LPG attracts 5 per cent basic customs duty under S.No. 142 of the customs notification no. 12/2012 dated 17.3.2012 and 8% excise duty under S.No. 80 of the excise notification no. 12/2012 dated 17.3.2012. S.No. 141 of the said customs notification fully exempted basic customs duty on imported LPG and S.No. 81 of the said excise notification fully exempted excise duty on domestically produced LPG, cleared for supply to household domestic consumers at subsidised prices under the public distribution system (PDS) kerosene and domestic LPG Subsidy Scheme, 2002, as notified by the Ministry of Petroleum and Natural Gas vide notification No. P-20029/18/2001-PP dated January 28, 2003. Those entries have now been amended to allow full exemption from basic customs duty and excise duty for LPG imported or produced by the Indian Oil Corporation Limited, Hindustan Petroleum Corporation Limited or Bharat Petroleum Corporation Limited for supply to household domestic consumers.
The effect of the latest changes is that the OMCs will get full exemption from excise and customs duties for all imports or clearances of LPG for supplies to all household domestic consumers, whether at subsidised prices or at full prices, whether through PDS or otherwise. This should help them cut their under recoveries to some extent.
In a separate move, the finance ministry made it mandatory for those registered as Accredited Clients and importers paying a duty of Rs 1 lakh or more to make duty payment electronically. The ministry should find ways to enable units in Special Economic Zones (SEZ) also to make e-payment of customs duties. Many SEZ units are located away from cities and have frequent clearances of goods, especially waste or scrap. They have to pay duty on every clearance at designated bank branches which are located far away. A facility to deposit a lump sum and pay duty from that deposit, the way Personal Ledger Account (PLA) is operated under the Central Excise Law, can be useful to SEZ units.
The customs notification no. 52/2003 dated 31.3.2003 relating to Export Oriented Units (EOU) has been amended to clarify that goods rejected by buyers will also be covered under the entry permitting duty free imports of exported goods due to failure of foreign buyer to take delivery. This amendment removes an unnecessary nuisance that EOUs were facing at the ground level but it is surprising that it has taken almost ten years to bring in this clarification.

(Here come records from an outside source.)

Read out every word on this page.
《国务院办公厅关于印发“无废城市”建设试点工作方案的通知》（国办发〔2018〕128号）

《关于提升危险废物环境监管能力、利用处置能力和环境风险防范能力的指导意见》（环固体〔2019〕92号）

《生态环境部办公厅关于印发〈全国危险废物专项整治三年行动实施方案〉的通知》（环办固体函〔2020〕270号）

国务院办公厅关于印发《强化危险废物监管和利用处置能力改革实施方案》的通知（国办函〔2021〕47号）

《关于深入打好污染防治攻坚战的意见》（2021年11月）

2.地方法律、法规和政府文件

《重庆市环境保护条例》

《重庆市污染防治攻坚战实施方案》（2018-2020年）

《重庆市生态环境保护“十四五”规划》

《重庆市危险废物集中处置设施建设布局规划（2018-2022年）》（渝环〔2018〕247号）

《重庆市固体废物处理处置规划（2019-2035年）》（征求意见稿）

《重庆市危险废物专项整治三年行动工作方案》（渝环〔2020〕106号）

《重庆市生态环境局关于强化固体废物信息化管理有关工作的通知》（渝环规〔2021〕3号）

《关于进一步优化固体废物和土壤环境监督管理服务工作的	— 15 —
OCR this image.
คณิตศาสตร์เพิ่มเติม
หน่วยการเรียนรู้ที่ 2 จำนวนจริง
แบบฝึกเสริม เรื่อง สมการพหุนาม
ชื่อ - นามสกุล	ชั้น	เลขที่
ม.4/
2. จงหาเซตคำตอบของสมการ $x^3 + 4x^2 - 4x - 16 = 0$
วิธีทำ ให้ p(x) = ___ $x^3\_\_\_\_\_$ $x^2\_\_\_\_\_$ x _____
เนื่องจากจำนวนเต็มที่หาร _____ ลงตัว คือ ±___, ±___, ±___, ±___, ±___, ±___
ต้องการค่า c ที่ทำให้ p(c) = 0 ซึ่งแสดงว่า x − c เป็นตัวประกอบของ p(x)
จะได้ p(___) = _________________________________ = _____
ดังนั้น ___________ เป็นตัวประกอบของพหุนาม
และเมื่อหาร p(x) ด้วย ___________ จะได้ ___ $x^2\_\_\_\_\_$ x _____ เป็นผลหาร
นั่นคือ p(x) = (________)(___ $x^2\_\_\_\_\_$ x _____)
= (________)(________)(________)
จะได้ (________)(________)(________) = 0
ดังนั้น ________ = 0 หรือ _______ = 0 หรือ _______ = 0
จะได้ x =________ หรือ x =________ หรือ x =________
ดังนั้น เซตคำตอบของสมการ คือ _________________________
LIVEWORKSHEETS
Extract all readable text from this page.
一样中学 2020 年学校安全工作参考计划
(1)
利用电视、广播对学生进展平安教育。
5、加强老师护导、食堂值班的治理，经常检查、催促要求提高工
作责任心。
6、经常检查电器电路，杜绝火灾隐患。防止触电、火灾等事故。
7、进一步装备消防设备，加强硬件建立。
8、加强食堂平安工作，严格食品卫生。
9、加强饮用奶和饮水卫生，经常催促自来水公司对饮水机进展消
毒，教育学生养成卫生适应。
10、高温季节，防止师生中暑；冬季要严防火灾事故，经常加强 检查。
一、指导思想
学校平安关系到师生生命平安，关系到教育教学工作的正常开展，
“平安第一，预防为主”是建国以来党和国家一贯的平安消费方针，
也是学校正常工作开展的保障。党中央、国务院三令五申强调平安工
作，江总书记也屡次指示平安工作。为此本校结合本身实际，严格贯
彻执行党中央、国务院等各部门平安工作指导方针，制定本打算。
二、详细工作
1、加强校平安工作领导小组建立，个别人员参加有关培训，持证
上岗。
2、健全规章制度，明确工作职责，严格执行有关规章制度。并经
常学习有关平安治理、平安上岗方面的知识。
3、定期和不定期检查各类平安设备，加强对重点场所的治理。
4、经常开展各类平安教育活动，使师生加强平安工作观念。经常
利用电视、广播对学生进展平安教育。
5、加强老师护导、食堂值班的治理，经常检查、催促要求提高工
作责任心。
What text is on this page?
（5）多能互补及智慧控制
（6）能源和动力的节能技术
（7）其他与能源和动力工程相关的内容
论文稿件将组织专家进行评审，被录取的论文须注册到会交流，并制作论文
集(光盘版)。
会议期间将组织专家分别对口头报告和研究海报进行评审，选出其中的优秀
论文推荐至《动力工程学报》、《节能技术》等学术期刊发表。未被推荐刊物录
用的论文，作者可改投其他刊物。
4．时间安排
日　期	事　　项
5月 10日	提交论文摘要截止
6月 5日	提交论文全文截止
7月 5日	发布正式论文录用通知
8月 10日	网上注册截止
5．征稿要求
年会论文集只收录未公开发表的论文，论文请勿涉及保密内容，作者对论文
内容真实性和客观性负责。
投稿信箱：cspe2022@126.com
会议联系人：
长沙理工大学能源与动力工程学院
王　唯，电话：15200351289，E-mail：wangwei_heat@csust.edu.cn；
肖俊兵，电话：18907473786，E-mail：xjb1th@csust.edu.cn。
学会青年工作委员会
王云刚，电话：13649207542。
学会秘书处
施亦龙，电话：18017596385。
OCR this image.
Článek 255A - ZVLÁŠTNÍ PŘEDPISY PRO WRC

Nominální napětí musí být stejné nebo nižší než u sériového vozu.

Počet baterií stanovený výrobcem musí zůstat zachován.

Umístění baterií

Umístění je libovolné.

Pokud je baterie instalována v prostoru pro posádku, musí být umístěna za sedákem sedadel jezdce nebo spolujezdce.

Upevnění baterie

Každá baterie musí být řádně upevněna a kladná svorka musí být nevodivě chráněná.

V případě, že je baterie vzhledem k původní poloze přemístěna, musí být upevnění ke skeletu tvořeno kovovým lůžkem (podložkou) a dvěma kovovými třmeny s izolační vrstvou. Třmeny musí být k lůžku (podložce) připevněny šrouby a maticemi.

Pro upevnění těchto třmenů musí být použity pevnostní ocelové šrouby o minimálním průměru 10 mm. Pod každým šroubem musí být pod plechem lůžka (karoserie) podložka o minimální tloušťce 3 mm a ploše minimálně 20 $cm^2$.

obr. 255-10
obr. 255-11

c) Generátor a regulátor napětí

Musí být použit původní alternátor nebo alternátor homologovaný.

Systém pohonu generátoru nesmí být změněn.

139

The Central Board of Excise and Customs (CBEC) has put up a draft circular for comments suggesting that Cenvat Credit of excise duties can be utilised for payment of National Calamity Contingency Duty (NCCD). The Board says that this position is in conformity with the decisions of the Tribunal in the Prog Bosmi Synthetics Ltd. case [2007 (216) ELT 254], which was confirmed by the Guwahati High Court. Since those decisions have been accepted by CBEC, the reason for a draft circular at this stage is somewhat intriguing.